There have been only fourteen perfect games pitched in the modern era of baseball; the great Cy Young fittingly hurled the first, in 1904, and David Cone pitched the most recent, in 1999. In between, some great pitchers -- Sandy Koufax, Catfish Hunter, Jim Bunning, and Don Larsen in the World Series -- performed the feat, as did some mediocre ones, like Len Barker and the little-known Charlie Robertson. Fourteen in 150,000 games: The odds are staggering.
When it does happen, however, the whole baseball world marvels at the combination of luck and skill, and the pitcher himself gains a kind of baseball immortality. Five years ago, Michael Coffey witnessed such an event at Yankee Stadium, and the experience prompted this expansive look at the history of these unsurpassable pitching performances. He brings his skills as a popular historian and poet to an appraisal of both the games themselves and of the wider sport of baseball and the lives of the players in it. The careers of each of the fourteen perfect-game pitchers are assessed, not only as to their on-the-field performances but with a regard for their struggles to persevere in an extremely competitive sport in which, more often than not, the men and women who run the game from the owners' boxes are their most formidable adversaries. Along the way, Michael Coffey brings us right into the ballparks with a play-by-play account of how these games unfolded, and relates a host of fascinating stories, such as Sandy Koufax's controversial holdout with Don Drysdale and its chilling effect on baseball's owners, Mike Witt's victimization by the baseball commissioner, and Dennis Martinez's long struggle up from an impoverished Nicaraguan childhood.

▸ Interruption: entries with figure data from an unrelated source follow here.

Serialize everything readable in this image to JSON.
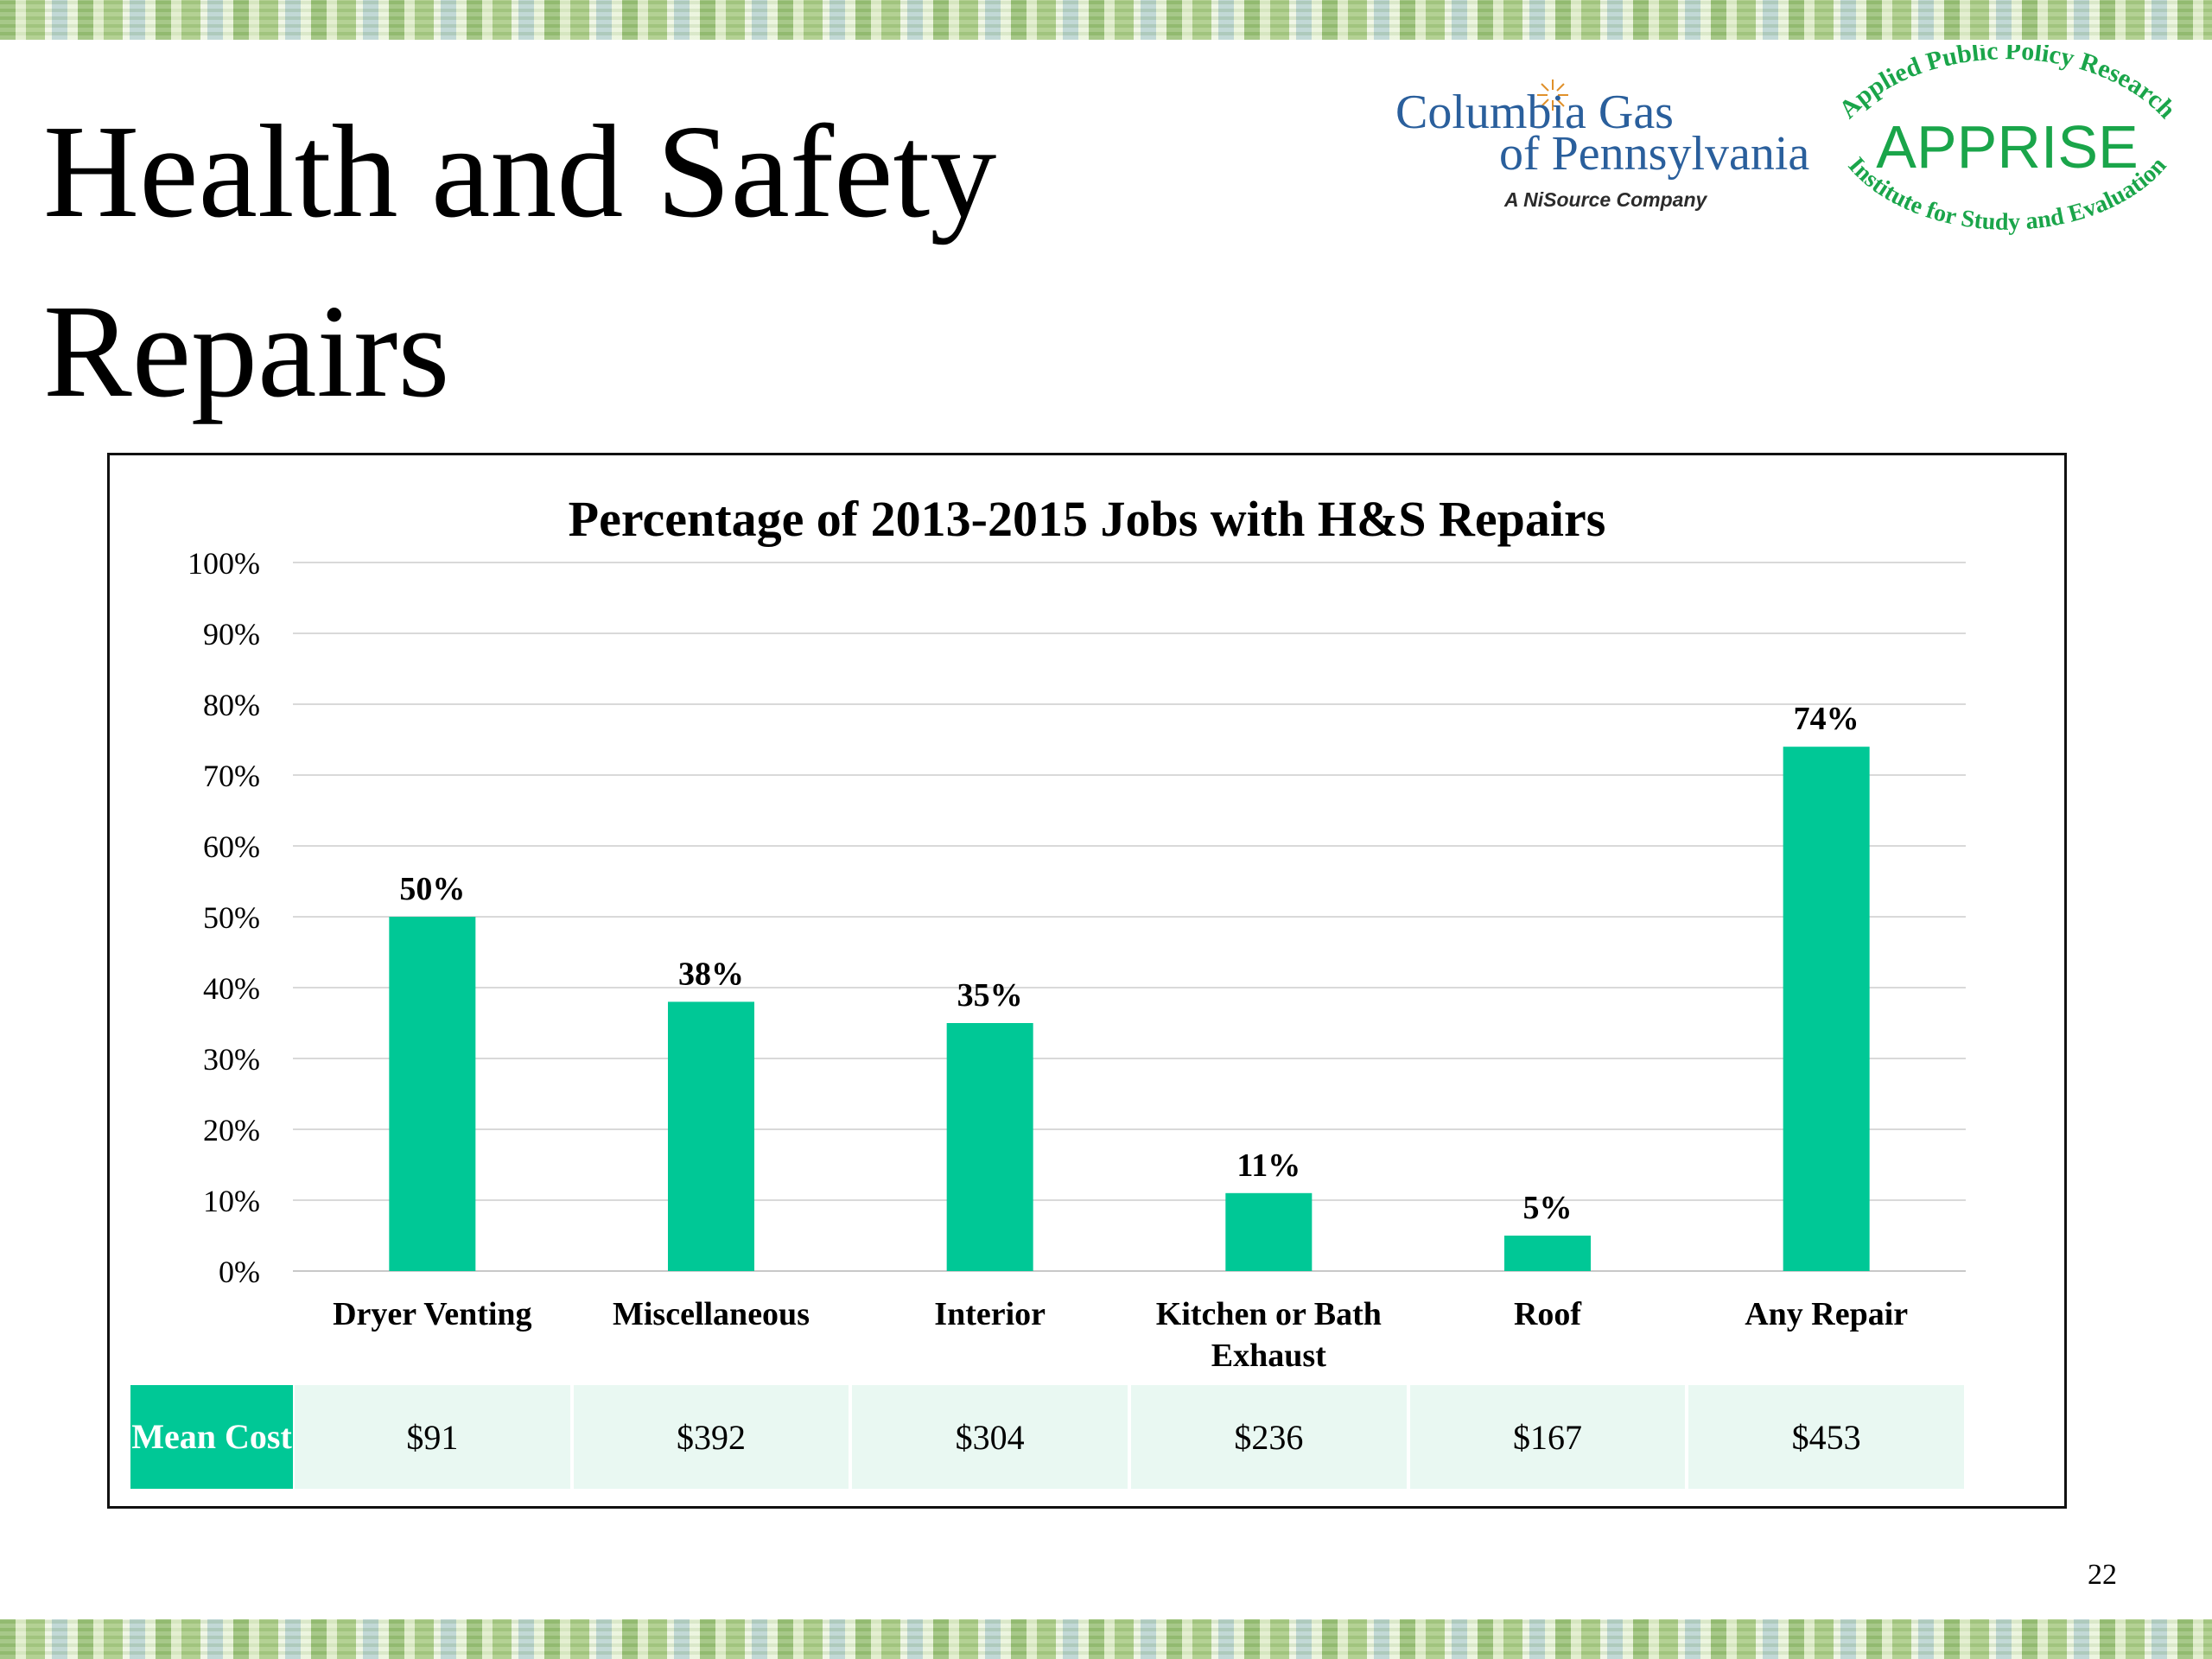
{
  "slide": {
    "title": "Health and Safety Repairs",
    "page_number": "22"
  },
  "logos": {
    "columbia": {
      "line1": "Columbia Gas",
      "line2": "of Pennsylvania",
      "line3": "A NiSource Company",
      "color": "#2a5f9c"
    },
    "apprise": {
      "top_arc": "Applied Public Policy Research",
      "name": "APPRISE",
      "bottom_arc": "Institute for Study and Evaluation",
      "color": "#1aa54a"
    }
  },
  "chart_data": {
    "type": "bar",
    "title": "Percentage of 2013-2015 Jobs with H&S Repairs",
    "categories": [
      "Dryer Venting",
      "Miscellaneous",
      "Interior",
      "Kitchen or Bath Exhaust",
      "Roof",
      "Any Repair"
    ],
    "values": [
      50,
      38,
      35,
      11,
      5,
      74
    ],
    "data_labels": [
      "50%",
      "38%",
      "35%",
      "11%",
      "5%",
      "74%"
    ],
    "ylim": [
      0,
      100
    ],
    "y_ticks": [
      "0%",
      "10%",
      "20%",
      "30%",
      "40%",
      "50%",
      "60%",
      "70%",
      "80%",
      "90%",
      "100%"
    ],
    "grid": true,
    "bar_color": "#00c896",
    "table": {
      "row_label": "Mean Cost",
      "values": [
        "$91",
        "$392",
        "$304",
        "$236",
        "$167",
        "$453"
      ]
    }
  }
}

Combining history, baseball, and a sweeping look at the changing face of labor relations, 27 Men Out is a new benchmark in sports history.
PUBLISHERS WEEKLY
More than 150,000 major league games have been played in the modern era, Coffey (The Irish in America, etc., and PW's senior managing editor) tells us in this marvelous book, but only 14 have been "perfect games." A game is perfect when "a pitcher pitches at least nine innings of a complete game victory and allows not a single runner to reach first base." The 14 men who have thrown perfect games from Cy Young in 1904 to David Cone in 1999 provide the focus for Coffey's lively history. But it takes more than a pitcher to create a perfect game: superb fielding plays a part, as necessarily does some winning-team offense, and Coffey elucidates these factors in his colorful game-by-game commentary. More notably, Coffey, like other great baseball writers (Angell, Kahn), realizes that the sport, despite its embrace of eternity (in theory a baseball game can last forever) and inward gaze (all runs are scored at home plate), is played within the larger context of players' lives and the ever-evolving socioeconomic climate. So Coffey frames each pitcher's life and perfect game within the larger picture. Addie Joss's 1908 gem, for instance, occurred inside a sport that, like America, was transforming from rude ruralism to greater urbanity. Sandy Koufax's 1965 feat perhaps the most perfect of perfect games, as Koufax struck out 14 and triumphed despite his team recording only one hit is configured against the changing economics of the sport, driven by new media revenues. Throughout the book, baseball holds the center, with each remarkable game springing to roaring life via Coffey's diligent research and vivid prose (Coffey is a poet as well as journalist: 87 North, etc.). The rarest achievement in baseball has here gained a rare companion: a brilliant book that's about baseball but also about life, one told with such care and passion that it, too, gives a glimpse of perfection.
Customer Reviews
27 Men Out
I have only read this book in original book form, but it is excellent. Very straightforward account of each pitcher and game but very well-written and a insightful accounting of baseball labor relations over the years. Highly recommended.